Related: Best Online Savings Account
- Credit Card Debt: Likewise, with your credit card accounts, you’re accruing interest on not only your balance but also interest that was previously charged. Your credit card rate is known as your APR (annual percentage rate), which helps you compare the cost of the various cards in your wallet.
As you can see, compound interest can be a great benefit to your finances while at the same time cost you money. The trick is to take advantage of the APY while diminishing the balance affected by APR.
Creating an Emergency Fund
Whether you’re focusing on building your retirement, chipping away at credit card debt or a little of both, it’s always smart to have an emergency fund tucked away just in case. Emergency savings funds can be relatively easy to build. Simply take a look at your available resources to determine how much you have available to set aside each month.

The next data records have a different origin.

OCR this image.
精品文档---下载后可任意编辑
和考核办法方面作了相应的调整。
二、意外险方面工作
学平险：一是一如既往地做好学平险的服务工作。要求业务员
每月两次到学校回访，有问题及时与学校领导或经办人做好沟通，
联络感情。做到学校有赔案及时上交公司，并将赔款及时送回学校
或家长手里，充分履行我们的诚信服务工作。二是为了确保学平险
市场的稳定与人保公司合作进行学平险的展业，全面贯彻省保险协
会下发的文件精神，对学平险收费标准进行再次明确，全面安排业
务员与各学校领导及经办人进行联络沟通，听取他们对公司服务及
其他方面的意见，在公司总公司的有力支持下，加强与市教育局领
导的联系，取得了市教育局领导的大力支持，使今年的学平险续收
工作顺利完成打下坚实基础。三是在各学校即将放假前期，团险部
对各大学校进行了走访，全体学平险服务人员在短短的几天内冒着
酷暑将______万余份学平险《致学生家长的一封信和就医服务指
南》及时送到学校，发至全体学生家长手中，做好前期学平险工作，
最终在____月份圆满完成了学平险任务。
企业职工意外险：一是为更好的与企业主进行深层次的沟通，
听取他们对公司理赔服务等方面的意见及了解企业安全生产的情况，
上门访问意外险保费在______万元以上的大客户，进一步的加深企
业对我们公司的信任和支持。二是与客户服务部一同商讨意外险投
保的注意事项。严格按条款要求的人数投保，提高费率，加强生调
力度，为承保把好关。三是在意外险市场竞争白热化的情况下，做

This may take precedent over your retirement or paying down debt for a couple of months. While you’ll still want to make more than just the minimum credit card payment each month, you may end up funneling some of your funds earmarked for credit card payoff toward emergency savings until that account is where you’d like it to be. A general rule of thumb is for your emergency fund to amount to at least 2 to 3 months of your take-home salary.
Paper Versus Plastic?
Once you’ve built your emergency fund, you can turn your attention back to retirement and credit card debt. And here comes the big question – do you pay off all your debts first or do you split your attention between the two?
The answer to that question ultimately depends upon your situation and what makes you most comfortable. But before making a choice, it’s always good to see a snapshot of your earnings potential in each scenario. We’ve included a sample snapshot but you’ll want to run your own scenarios as your APY, APR and balances will make a huge difference in your compound interest earning potential.
If you start to feel overwhelmed by your choices, it’s time to take a step back. Really, what this all comes down to is this: who is paying more in compound interest – the bank (for your savings) or you (for your credit card debt)?
Paper or Parchment?
Of course, there are more factors to this scenario than just savings versus debt. You will also need to choose the savings vehicle for your money.
If you have a company sponsored retirement plan or an IRA, you may find that splitting your funds between savings and debt makes more fiscal sense. Alternatively, if you’re planning on putting your savings in a bare-bones account, you’re not likely to see much along the lines of compound interest as most bank accounts offer a fraction of a percent when it comes to the APY.
It’s always a wise idea to meet with a financial professional who can help you evaluate your savings options. They will be able to guide you to the accounts that make the most sense for your lifestyle and match your risk comfort level. They can also help explain the ins and outs of compound interest and how to factors into your unique financial profile.